PHOTO

Écrits entre 1962 et 2007

P

Les écrits de Pierre Buraglio rendent compte sur plus de quarante ans de la permanence d’une pensée basée sur la crise du médium et le questionnement du lien entre la peinture et le réel.

Information

Présentation
Pierre Buraglio
Écrits entre 1962 et 2007

Pierre Buraglio, né en 1939, est peintre et fut professeur à l’École nationale supérieure des Beaux-Arts de Paris jusqu’en 2000. Dans les années soixante, il se livre à une déconstruction du code pictural (toile, châssis, pigments) afin de rendre compte de la réalité matérielle de l’œuvre. Se suivent les Recouvrements (superpositions de peintures), les Agrafages (toiles découpées et assemblées) et les Camouflages. De 1969 à 1974, il cesse tout travail pictural pour se consacrer à une activité politique militante.

À partir de 1974, il se remet à la peinture en utilisant des objets de récupération (châssis, cadres, fenêtres). Ce livre regroupe des notes, des entretiens, des chroniques d’exposition réalisées entre 1962 et 2007.

Extrait de «Il ressort de cet entretien…» (1966)

«Il ressort de cet entretien que l’agir du peintre, sa capacité d’intervention dans l’Histoire est au centre de nos préoccupations. Pour commencer ces quelques pages qui sont comme un écho à une prise de position effective, posons en principe que la peinture n’est pas évasion…
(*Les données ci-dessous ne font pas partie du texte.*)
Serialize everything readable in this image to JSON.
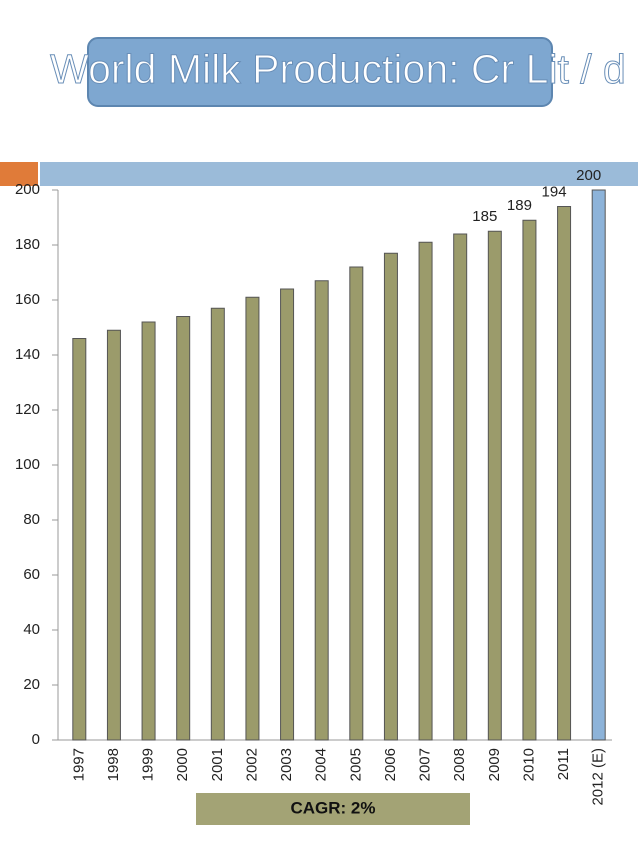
{
  "chart_data": {
    "type": "bar",
    "title": "World Milk Production: Cr Lit / d",
    "categories": [
      "1997",
      "1998",
      "1999",
      "2000",
      "2001",
      "2002",
      "2003",
      "2004",
      "2005",
      "2006",
      "2007",
      "2008",
      "2009",
      "2010",
      "2011",
      "2012 (E)"
    ],
    "values": [
      146,
      149,
      152,
      154,
      157,
      161,
      164,
      167,
      172,
      177,
      181,
      184,
      185,
      189,
      194,
      200
    ],
    "value_labels": [
      null,
      null,
      null,
      null,
      null,
      null,
      null,
      null,
      null,
      null,
      null,
      null,
      "185",
      "189",
      "194",
      "200"
    ],
    "colors": [
      "#9b9b6b",
      "#9b9b6b",
      "#9b9b6b",
      "#9b9b6b",
      "#9b9b6b",
      "#9b9b6b",
      "#9b9b6b",
      "#9b9b6b",
      "#9b9b6b",
      "#9b9b6b",
      "#9b9b6b",
      "#9b9b6b",
      "#9b9b6b",
      "#9b9b6b",
      "#9b9b6b",
      "#8db3d9"
    ],
    "ylim": [
      0,
      200
    ],
    "yticks": [
      0,
      20,
      40,
      60,
      80,
      100,
      120,
      140,
      160,
      180,
      200
    ],
    "grid": false,
    "annotation": "CAGR: 2%"
  }
}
Nous savons que les peintres se sont hélas servis des formes à des fins d’évasion ou de participation ou qu’ils ont fait en sorte que les apriorismes (des formes) s’exercent coercitivement sur le spectateur… Dramatisme, surenchère de la sensibilité, etc. La peinture, pour satisfaire, se doit d’offrir des signes certains d’art ou d’anti-art (ses signes idéologiques), en surindiquant les intentions qui les supportent. Tous ces artifices, simulacre du drame, épanchement ou parodie de la révolte, seront appréciés en tant que produits connus par une société qui attend de ses artistes qu’ils y jouent un rôle de compensation, qu’ils y soient « ses » magiciens. Un certain « art abstrait » se satisfait de cette situation… Comme soliloque, il trouve des complicités morales (« Ils croient que la beauté leur est compatissante… », Jean-Paul Sartre). Leur solitude prévaut à tout. Les uns abaissent la peinture au niveau d’une thérapeutique, les autres en font un opium. Impuissants à dépasser leur névrose, ces peintres nous la livrent non objectivée.
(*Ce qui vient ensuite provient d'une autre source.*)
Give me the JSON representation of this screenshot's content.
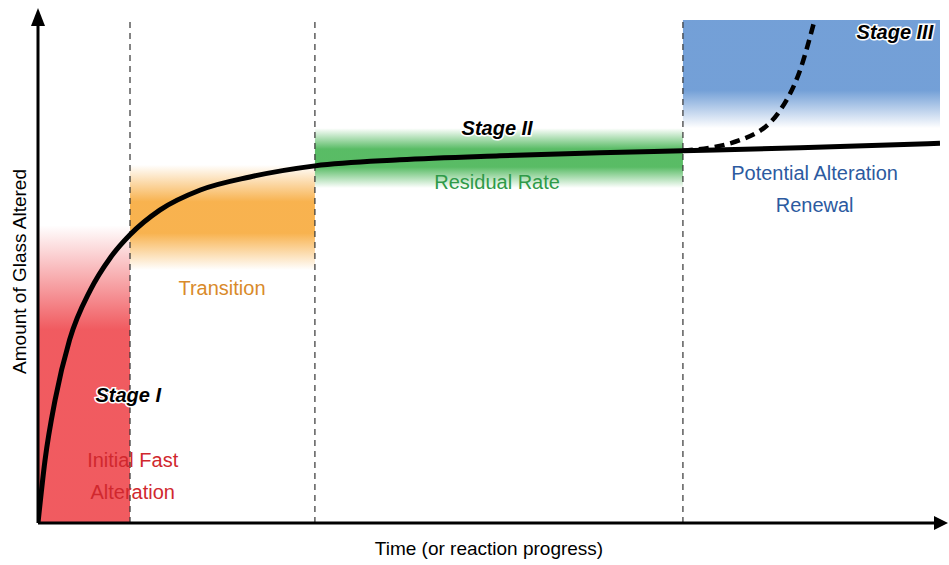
{
  "chart_data": {
    "type": "line",
    "x_label": "Time (or reaction progress)",
    "y_label": "Amount of Glass Altered",
    "xlim": [
      0,
      100
    ],
    "ylim": [
      0,
      100
    ],
    "tick_labels": false,
    "grid": false,
    "series": [
      {
        "x": [
          0,
          0.78,
          1.9,
          3.5,
          5.8,
          8.0,
          10.2,
          13.5,
          18.0,
          23.5,
          30.7,
          40.1,
          51.2,
          62.3,
          71.5,
          84.5,
          100
        ],
        "values": [
          0,
          12.5,
          24.5,
          36.4,
          46.3,
          52.7,
          57.3,
          62.2,
          66.2,
          68.8,
          71.0,
          72.2,
          73.0,
          73.6,
          74.0,
          74.6,
          75.5
        ],
        "color": "#000000",
        "line_style": "solid"
      },
      {
        "x": [
          71.5,
          77.8,
          82.3,
          84.5,
          86.1
        ],
        "values": [
          74.0,
          76.1,
          82.1,
          90.1,
          100
        ],
        "color": "#000000",
        "line_style": "dashed"
      }
    ],
    "stage_boundaries": [
      10.2,
      30.7,
      71.5
    ],
    "regions": [
      {
        "x": [
          0,
          10.2
        ],
        "y": [
          0,
          59.2
        ],
        "color": "#ee3e44"
      },
      {
        "x": [
          10.2,
          30.7
        ],
        "y": [
          50.3,
          71.2
        ],
        "color": "#f7a530"
      },
      {
        "x": [
          30.7,
          71.5
        ],
        "y": [
          66.6,
          78.5
        ],
        "color": "#3cb04a"
      },
      {
        "x": [
          71.5,
          100
        ],
        "y": [
          78.5,
          100
        ],
        "color": "#5b8fd0"
      }
    ],
    "stages": [
      {
        "text": "Stage I",
        "x": 10.0,
        "y": 25.4
      },
      {
        "text": "Stage II",
        "x": 50.9,
        "y": 78.5
      },
      {
        "text": "Stage III",
        "x": 95.0,
        "y": 97.6
      }
    ],
    "annotations": [
      {
        "lines": [
          "Initial Fast",
          "Alteration"
        ],
        "x": 10.5,
        "y": 9.3,
        "color": "#d0282e"
      },
      {
        "lines": [
          "Transition"
        ],
        "x": 20.4,
        "y": 46.7,
        "color": "#d98a2a"
      },
      {
        "lines": [
          "Residual Rate"
        ],
        "x": 50.9,
        "y": 67.8,
        "color": "#2e9a48"
      },
      {
        "lines": [
          "Potential Alteration",
          "Renewal"
        ],
        "x": 86.1,
        "y": 66.4,
        "color": "#2c5aa0"
      }
    ]
  }
}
Sous sa forme expressionniste, c’est à l’expression directe, à l’immédiateté que l’on a prétendu. Or, il n’y a rien de spontané (« L’expressivité est un mythe, elle est la convention de l’expressivité », Roland Barthes). Les tableaux les plus rageusement, les plus vivement exécutés, nous apparaissent maintenant comme des compositions savamment élaborées. Des images d’action ; des conflits concertés ; des spectacles.»